Stable diffusion contains a text transformer. Language models alone don't generate pictures but they're a necessary part of the text-to-image pipeline.

Also some LLMs can use tools, so an LLM using an image generation tool is in a sense generating a picture. It's not like humans regularly create pictures without using any tools.

Yes, it has an input parser. If you’ve studied SD details, you’ll know that it’s very different from what people call LLMs and is only a small part of Stable Diffusuon (and not anything you could say that ”generates pictures”).

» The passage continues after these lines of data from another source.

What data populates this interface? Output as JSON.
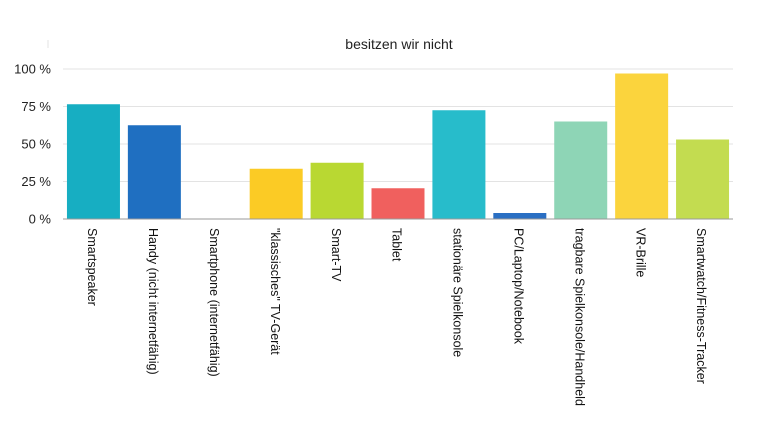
{
  "chart_data": {
    "type": "bar",
    "title": "besitzen wir nicht",
    "xlabel": "",
    "ylabel": "",
    "ylim": [
      0,
      100
    ],
    "y_ticks": [
      0,
      25,
      50,
      75,
      100
    ],
    "y_tick_labels": [
      "0 %",
      "25 %",
      "50 %",
      "75 %",
      "100 %"
    ],
    "grid": true,
    "legend": "none",
    "categories": [
      "Smartspeaker",
      "Handy (nicht internetfähig)",
      "Smartphone (internetfähig)",
      "\"klassisches\" TV-Gerät",
      "Smart-TV",
      "Tablet",
      "stationäre Spielkonsole",
      "PC/Laptop/Notebook",
      "tragbare Spielkonsole/Handheld",
      "VR-Brille",
      "Smartwatch/Fitness-Tracker"
    ],
    "values": [
      76.5,
      62.5,
      0,
      33.5,
      37.5,
      20.5,
      72.5,
      4,
      65,
      97,
      53
    ],
    "colors": [
      "#17aec2",
      "#1f6fc1",
      "#1f6fc1",
      "#fbcb25",
      "#b9d832",
      "#f0605e",
      "#27bccb",
      "#2a6fc3",
      "#8ed5b6",
      "#fbd43d",
      "#c3dc50"
    ]
  }
}
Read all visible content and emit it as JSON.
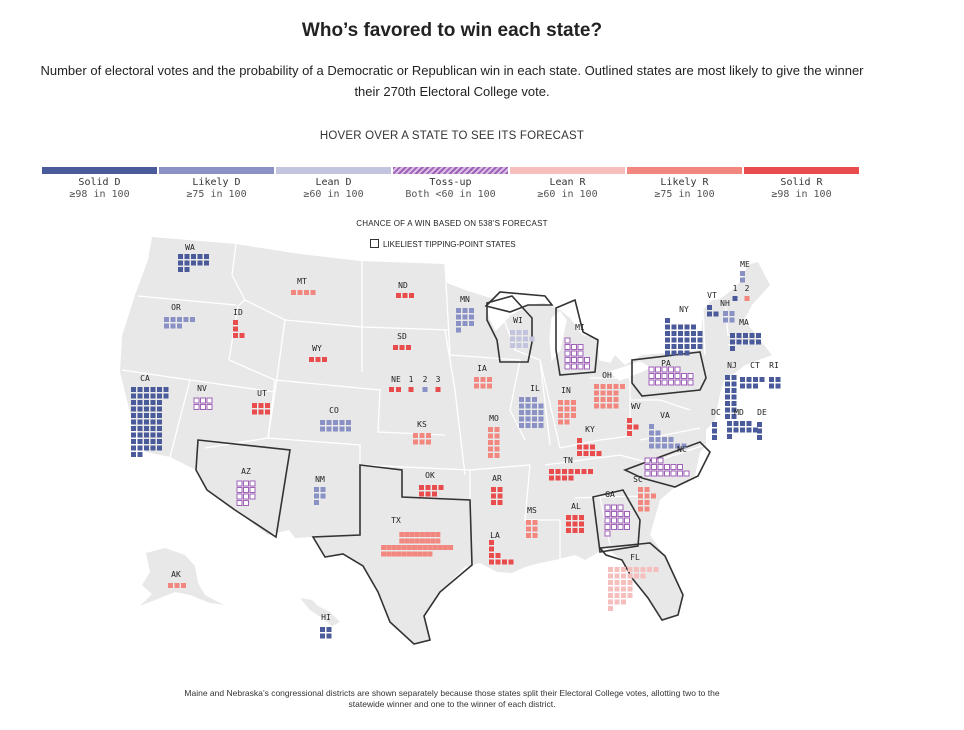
{
  "title": "Who’s favored to win each state?",
  "subtitle": "Number of electoral votes and the probability of a Democratic or Republican win in each state. Outlined states are most likely to give the winner their 270th Electoral College vote.",
  "hover_prompt": "HOVER OVER A STATE TO SEE ITS FORECAST",
  "legend": [
    {
      "label": "Solid D",
      "sub": "≥98 in 100",
      "color": "#4a5a9a",
      "key": "solidD"
    },
    {
      "label": "Likely D",
      "sub": "≥75 in 100",
      "color": "#8a91c4",
      "key": "likelyD"
    },
    {
      "label": "Lean D",
      "sub": "≥60 in 100",
      "color": "#c3c4de",
      "key": "leanD"
    },
    {
      "label": "Toss-up",
      "sub": "Both <60 in 100",
      "color": "#9f62b8",
      "key": "toss"
    },
    {
      "label": "Lean R",
      "sub": "≥60 in 100",
      "color": "#f6bfbe",
      "key": "leanR"
    },
    {
      "label": "Likely R",
      "sub": "≥75 in 100",
      "color": "#f2877f",
      "key": "likelyR"
    },
    {
      "label": "Solid R",
      "sub": "≥98 in 100",
      "color": "#e94c4c",
      "key": "solidR"
    }
  ],
  "chance_label": "CHANCE OF A WIN BASED ON 538’S FORECAST",
  "tipping_label": "LIKELIEST TIPPING-POINT STATES",
  "states": [
    {
      "abbr": "WA",
      "ev": 12,
      "rating": "solidD",
      "tipping": false
    },
    {
      "abbr": "OR",
      "ev": 8,
      "rating": "likelyD",
      "tipping": false
    },
    {
      "abbr": "CA",
      "ev": 54,
      "rating": "solidD",
      "tipping": false
    },
    {
      "abbr": "NV",
      "ev": 6,
      "rating": "toss",
      "tipping": false
    },
    {
      "abbr": "ID",
      "ev": 4,
      "rating": "solidR",
      "tipping": false
    },
    {
      "abbr": "MT",
      "ev": 4,
      "rating": "likelyR",
      "tipping": false
    },
    {
      "abbr": "WY",
      "ev": 3,
      "rating": "solidR",
      "tipping": false
    },
    {
      "abbr": "UT",
      "ev": 6,
      "rating": "solidR",
      "tipping": false
    },
    {
      "abbr": "AZ",
      "ev": 11,
      "rating": "toss",
      "tipping": true
    },
    {
      "abbr": "CO",
      "ev": 10,
      "rating": "likelyD",
      "tipping": false
    },
    {
      "abbr": "NM",
      "ev": 5,
      "rating": "likelyD",
      "tipping": false
    },
    {
      "abbr": "ND",
      "ev": 3,
      "rating": "solidR",
      "tipping": false
    },
    {
      "abbr": "SD",
      "ev": 3,
      "rating": "solidR",
      "tipping": false
    },
    {
      "abbr": "NE",
      "ev": 2,
      "rating": "solidR",
      "tipping": false
    },
    {
      "abbr": "KS",
      "ev": 6,
      "rating": "likelyR",
      "tipping": false
    },
    {
      "abbr": "OK",
      "ev": 7,
      "rating": "solidR",
      "tipping": false
    },
    {
      "abbr": "TX",
      "ev": 40,
      "rating": "likelyR",
      "tipping": true
    },
    {
      "abbr": "MN",
      "ev": 10,
      "rating": "likelyD",
      "tipping": false
    },
    {
      "abbr": "IA",
      "ev": 6,
      "rating": "likelyR",
      "tipping": false
    },
    {
      "abbr": "MO",
      "ev": 10,
      "rating": "likelyR",
      "tipping": false
    },
    {
      "abbr": "AR",
      "ev": 6,
      "rating": "solidR",
      "tipping": false
    },
    {
      "abbr": "LA",
      "ev": 8,
      "rating": "solidR",
      "tipping": false
    },
    {
      "abbr": "WI",
      "ev": 10,
      "rating": "leanD",
      "tipping": true
    },
    {
      "abbr": "IL",
      "ev": 19,
      "rating": "likelyD",
      "tipping": false
    },
    {
      "abbr": "MS",
      "ev": 6,
      "rating": "likelyR",
      "tipping": false
    },
    {
      "abbr": "MI",
      "ev": 15,
      "rating": "toss",
      "tipping": true
    },
    {
      "abbr": "IN",
      "ev": 11,
      "rating": "likelyR",
      "tipping": false
    },
    {
      "abbr": "KY",
      "ev": 8,
      "rating": "solidR",
      "tipping": false
    },
    {
      "abbr": "TN",
      "ev": 11,
      "rating": "solidR",
      "tipping": false
    },
    {
      "abbr": "AL",
      "ev": 9,
      "rating": "solidR",
      "tipping": false
    },
    {
      "abbr": "OH",
      "ev": 17,
      "rating": "likelyR",
      "tipping": false
    },
    {
      "abbr": "WV",
      "ev": 4,
      "rating": "solidR",
      "tipping": false
    },
    {
      "abbr": "GA",
      "ev": 16,
      "rating": "toss",
      "tipping": true
    },
    {
      "abbr": "FL",
      "ev": 30,
      "rating": "leanR",
      "tipping": true
    },
    {
      "abbr": "SC",
      "ev": 9,
      "rating": "likelyR",
      "tipping": false
    },
    {
      "abbr": "NC",
      "ev": 16,
      "rating": "toss",
      "tipping": true
    },
    {
      "abbr": "VA",
      "ev": 13,
      "rating": "likelyD",
      "tipping": false
    },
    {
      "abbr": "PA",
      "ev": 19,
      "rating": "toss",
      "tipping": true
    },
    {
      "abbr": "NY",
      "ev": 28,
      "rating": "solidD",
      "tipping": false
    },
    {
      "abbr": "VT",
      "ev": 3,
      "rating": "solidD",
      "tipping": false
    },
    {
      "abbr": "NH",
      "ev": 4,
      "rating": "likelyD",
      "tipping": false
    },
    {
      "abbr": "ME",
      "ev": 2,
      "rating": "likelyD",
      "tipping": false
    },
    {
      "abbr": "MA",
      "ev": 11,
      "rating": "solidD",
      "tipping": false
    },
    {
      "abbr": "NJ",
      "ev": 14,
      "rating": "solidD",
      "tipping": false
    },
    {
      "abbr": "CT",
      "ev": 7,
      "rating": "solidD",
      "tipping": false
    },
    {
      "abbr": "RI",
      "ev": 4,
      "rating": "solidD",
      "tipping": false
    },
    {
      "abbr": "DC",
      "ev": 3,
      "rating": "solidD",
      "tipping": false
    },
    {
      "abbr": "MD",
      "ev": 10,
      "rating": "solidD",
      "tipping": false
    },
    {
      "abbr": "DE",
      "ev": 3,
      "rating": "solidD",
      "tipping": false
    },
    {
      "abbr": "AK",
      "ev": 3,
      "rating": "likelyR",
      "tipping": false
    },
    {
      "abbr": "HI",
      "ev": 4,
      "rating": "solidD",
      "tipping": false
    }
  ],
  "districts": {
    "ne_label": "NE",
    "ne": [
      {
        "label": "1",
        "rating": "solidR"
      },
      {
        "label": "2",
        "rating": "likelyD"
      },
      {
        "label": "3",
        "rating": "solidR"
      }
    ],
    "me_label": "ME",
    "me": [
      {
        "label": "1",
        "rating": "solidD"
      },
      {
        "label": "2",
        "rating": "likelyR"
      }
    ]
  },
  "footnote": "Maine and Nebraska’s congressional districts are shown separately because those states split their Electoral College votes, allotting two to the statewide winner and one to the winner of each district."
}
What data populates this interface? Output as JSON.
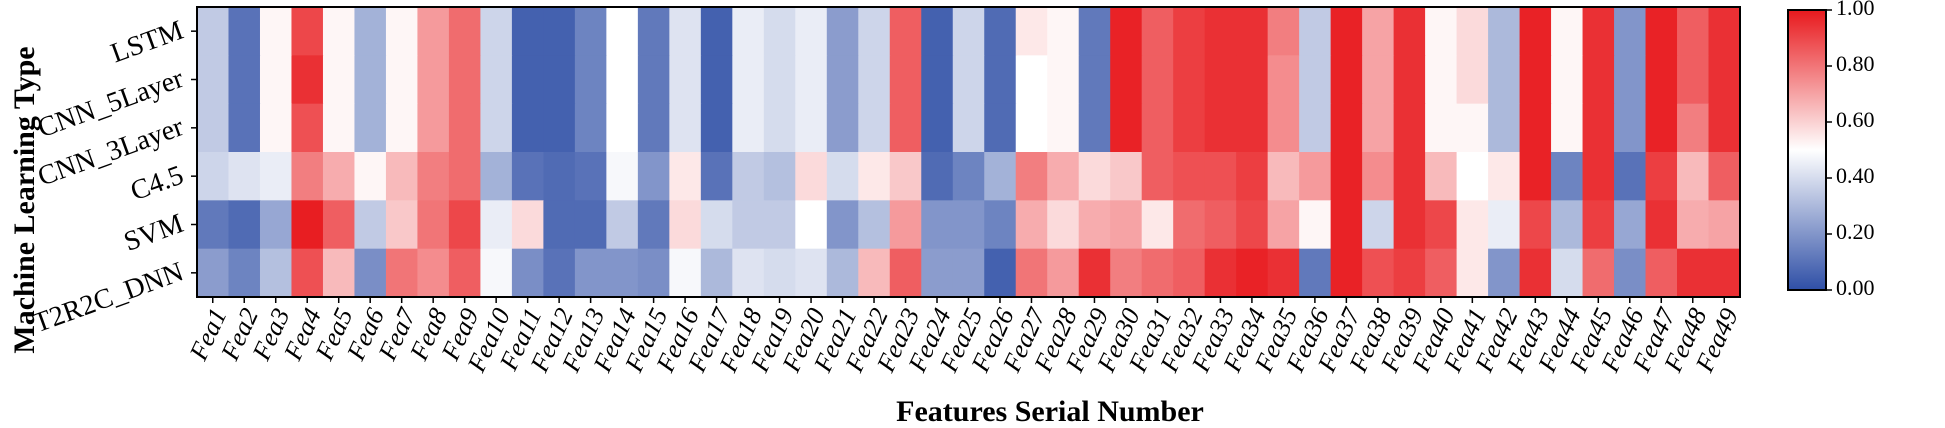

Yes, it has an input parser

Specifically OpenCLIP. As far as I can tell the text encoder is nearly a bog-standard GPT-style transformer. The transformer in question is used very differently than the GPT-style next token sampling loop, but architecturally the TextTransformer it's quite similar to e.g. gpt-2.

Still, my understanding is that the secret sauce of stable diffusion is that it embeds the image and the text into tensors of the same shape, and then tries to "denoise" the image in such a way that the embedding of the "denoised" image is closer to the embedding of the text.

The UNet is the bit that generates the pictures, but the text transformer is the bit which determines which picture is generated. Without using a text transformer, CLIP and thus stable diffusion would not work nearly as well for generating images from text. And I expect that further advancements which improve how well instructions are followed by image generation models will come mainly from figuring out how to use larger language transformers and a higher dimensional shared embedding space.

Tbh, I didn’t notice that Tomato had called those out in particular. The top level post talks about various applications which are definitely not LLMs.

LLMs specifically are horrible with arithmetic (as Tomato said). I don’t see why a math oriented AI couldn’t be made - it just wouldn’t be an LLM and quite possibly would have about as much in common with LLM as eg. image generators do (iow, very little beyond an input parsing stage).

I don’t know what it is about this site (other than people being infatuated with ridiculously long meandering posts) that makes users think LLMs are the modal example of AI when their actual productive uses are limited to a few text generating and parsing niches. Meanwhile eg. every photo 99% of people take has multiple layers of AI applied to it.

We were in the same spot a few years ago though?

I think Stable Diffusion's public release in August 2022 marks the time when we reached "dead end beyond generating good pictures" - before that, AI being able to generate good pictures was either very very niche knowledge or just not considered true. That's not even 2 years ago. I believe ChatGPT 3.5 also came out publicly in 2022, though earlier in the year, so a little over 2 years ago, and that probably marked when we reached "dead end beyond helping write code." I think it's arguable that the roughly 2 years since those periods haven't been revolutionary, but I think it's inarguable that lots of progress has happened in those 2 years, and in any case, 2 years is a rather short period of time, probably the lower bound of what is considered "a few years."

We've now got pretty good video generation.